In other words, it is time to abolish all Fannie-Freddy dictated forms...all of them. ditto for FHA which is even more upside down.
Let TAF thru the standards board create forms which comply with all requirements of USPAP and which create the certifications which are justified. If you have filled out the forms without lying or omitting a field, then it should be regarded as "compliant" form, if not function.
"Reviewing" per se should be abolished. If the lender challenges the appraisal, then TAF or some interagency intermediary should appoint the old style referees (many states still use) by appointing 3 appraisers to confer, examine the appraisal, inspect the property, and arrive at a value decision.
BTW, I noticed that Oklahoma, which once allowed certified appraisers to substitute for the 3 member system of estate appraisal has reinstituted the 3 designated appraisers. Obviously, they could not trust the numbers that they were seeing.
Such a system will never happen of course. But I am convinced that if peer review were to take place with 3 appointed appraisers, they are less likely to inflate an appraisal.

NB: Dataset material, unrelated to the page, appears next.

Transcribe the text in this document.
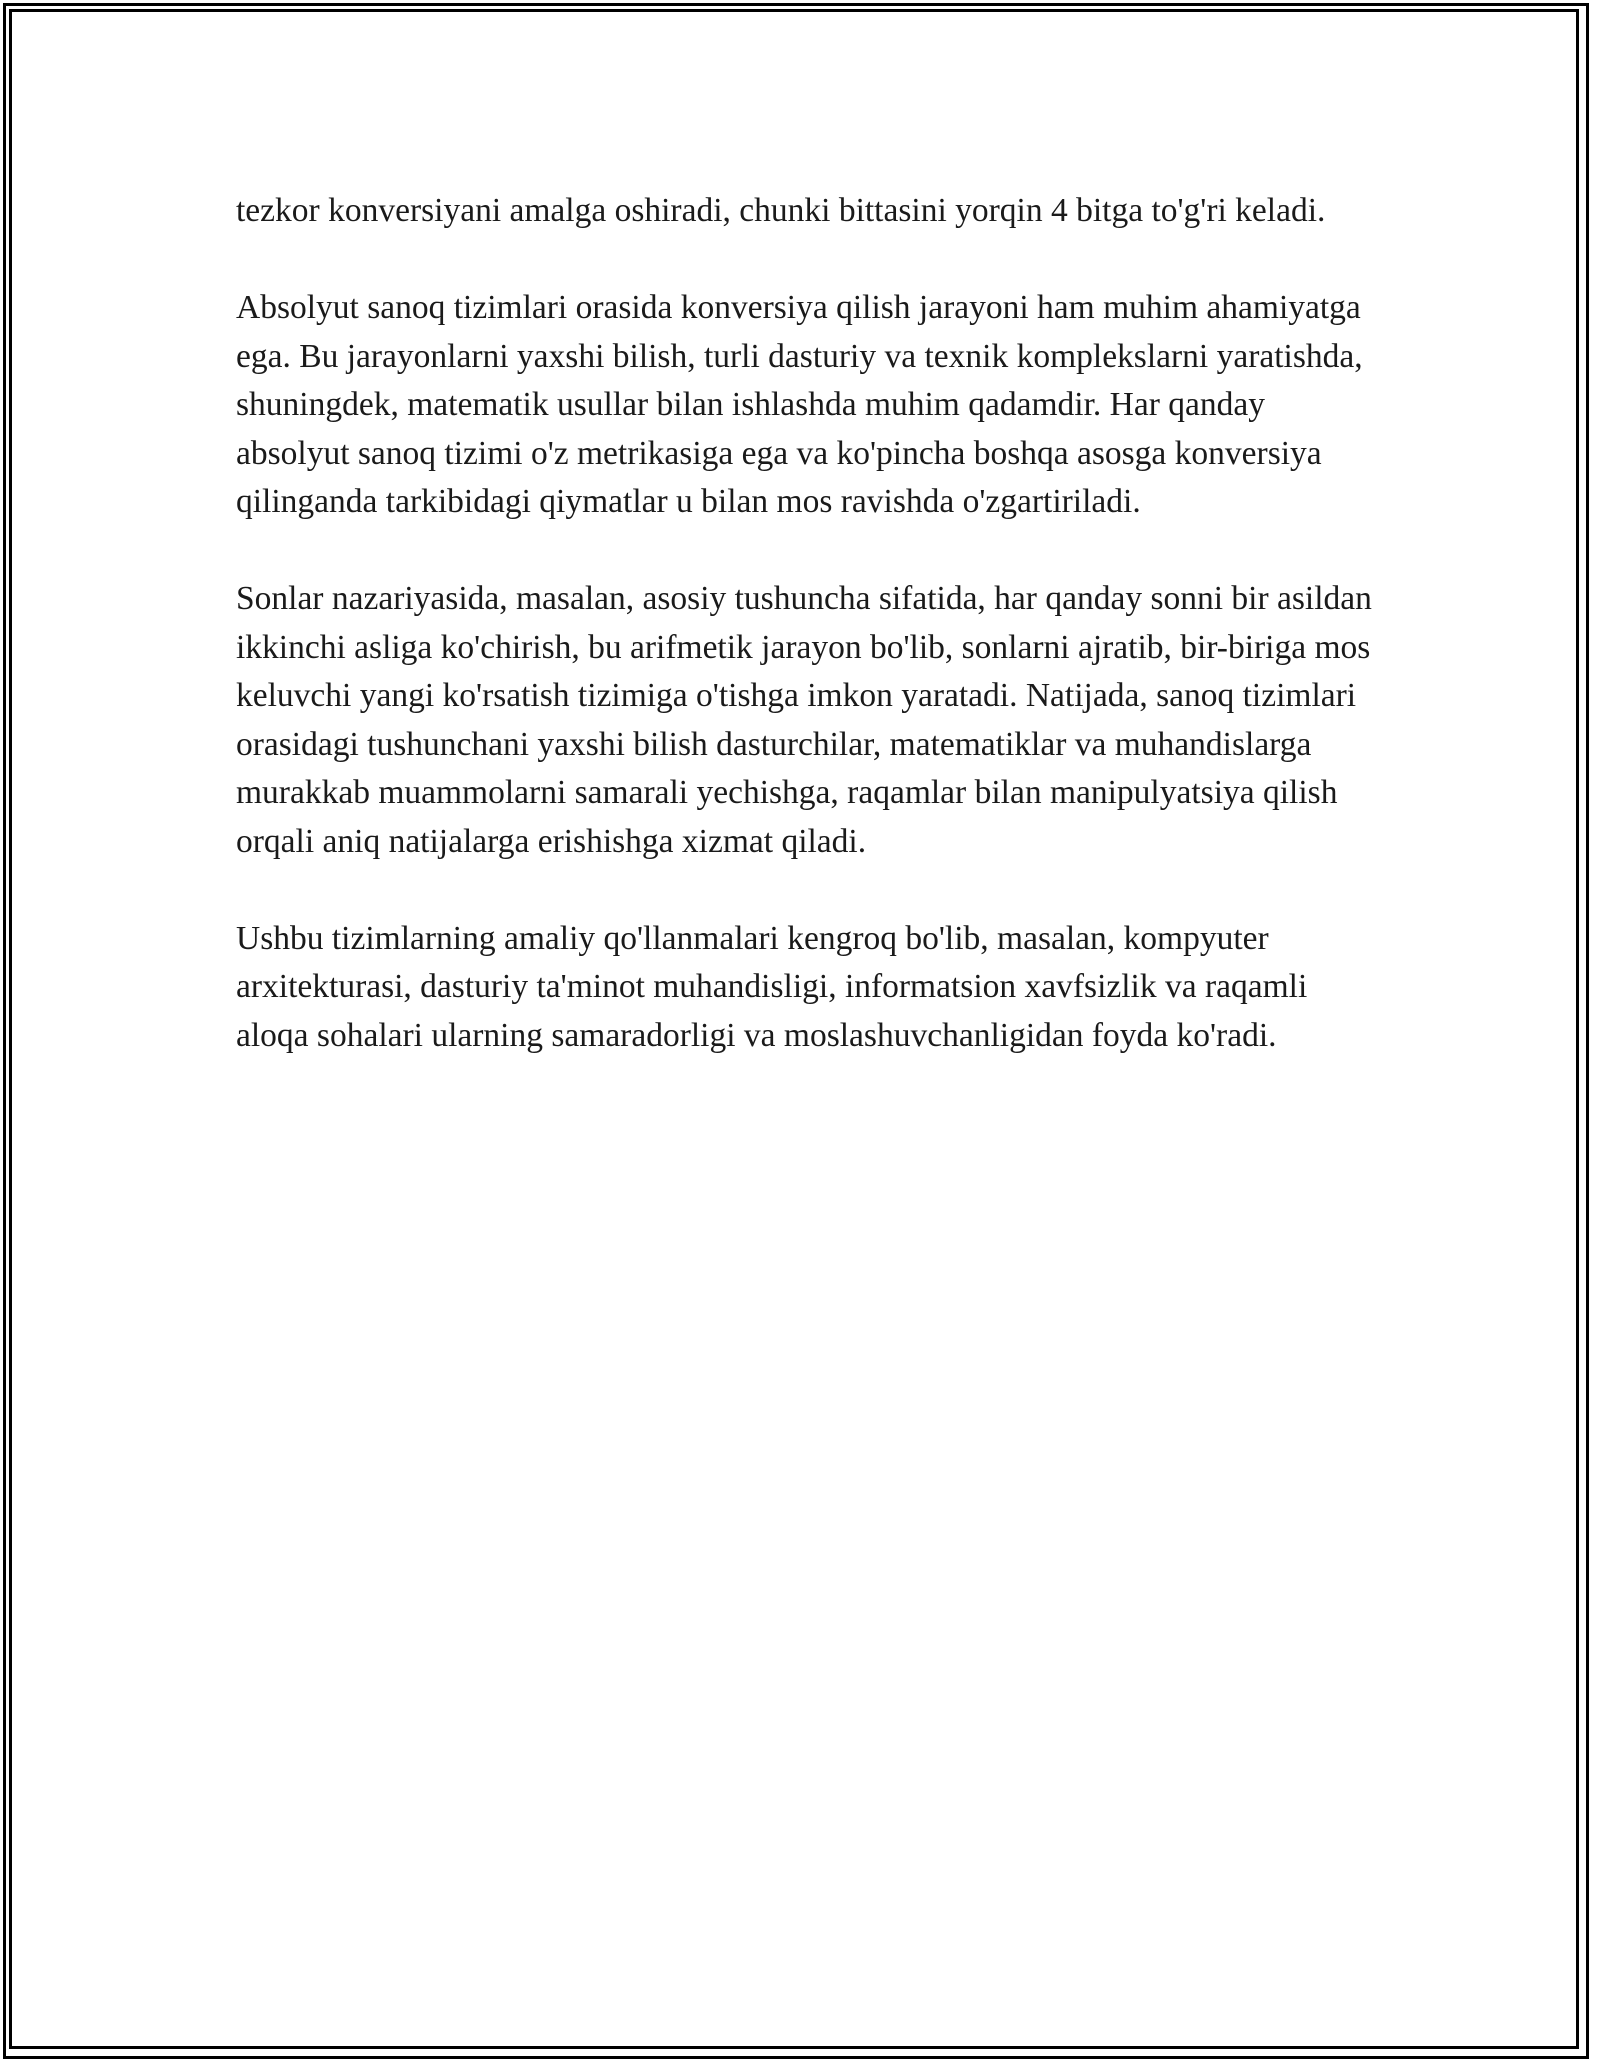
tezkor konversiyani amalga oshiradi, chunki bittasini yorqin 4 bitga to'g'ri keladi.

Absolyut sanoq tizimlari orasida konversiya qilish jarayoni ham muhim ahamiyatga ega. Bu jarayonlarni yaxshi bilish, turli dasturiy va texnik komplekslarni yaratishda, shuningdek, matematik usullar bilan ishlashda muhim qadamdir. Har qanday absolyut sanoq tizimi o'z metrikasiga ega va ko'pincha boshqa asosga konversiya qilinganda tarkibidagi qiymatlar u bilan mos ravishda o'zgartiriladi.

Sonlar nazariyasida, masalan, asosiy tushuncha sifatida, har qanday sonni bir asildan ikkinchi asliga ko'chirish, bu arifmetik jarayon bo'lib, sonlarni ajratib, bir-biriga mos keluvchi yangi ko'rsatish tizimiga o'tishga imkon yaratadi. Natijada, sanoq tizimlari orasidagi tushunchani yaxshi bilish dasturchilar, matematiklar va muhandislarga murakkab muammolarni samarali yechishga, raqamlar bilan manipulyatsiya qilish orqali aniq natijalarga erishishga xizmat qiladi.

Ushbu tizimlarning amaliy qo'llanmalari kengroq bo'lib, masalan, kompyuter arxitekturasi, dasturiy ta'minot muhandisligi, informatsion xavfsizlik va raqamli aloqa sohalari ularning samaradorligi va moslashuvchanligidan foyda ko'radi.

Secondly, the banks should be bankers. They should not have a deal turn on the value of the appraisal. That ought to be only part of the solution. And absolute but finally, no financing by a corporate or regulated bank, hedge, etc. should occur that includes more than 95% of the value of the property period. Nevertheless, the banker when confronted with a valuation that is $3000 short of his guideline of 80% or 90% ought be given the leaway to make a sensible decision using other factors (credit history, score, etc.) A small difference in the appraisal and the loan amount should not be a deal killer and the appraiser should not be given grief over what their values are..
of course, that is all pie in the sky and will never happen. We are too handy as scapegoats.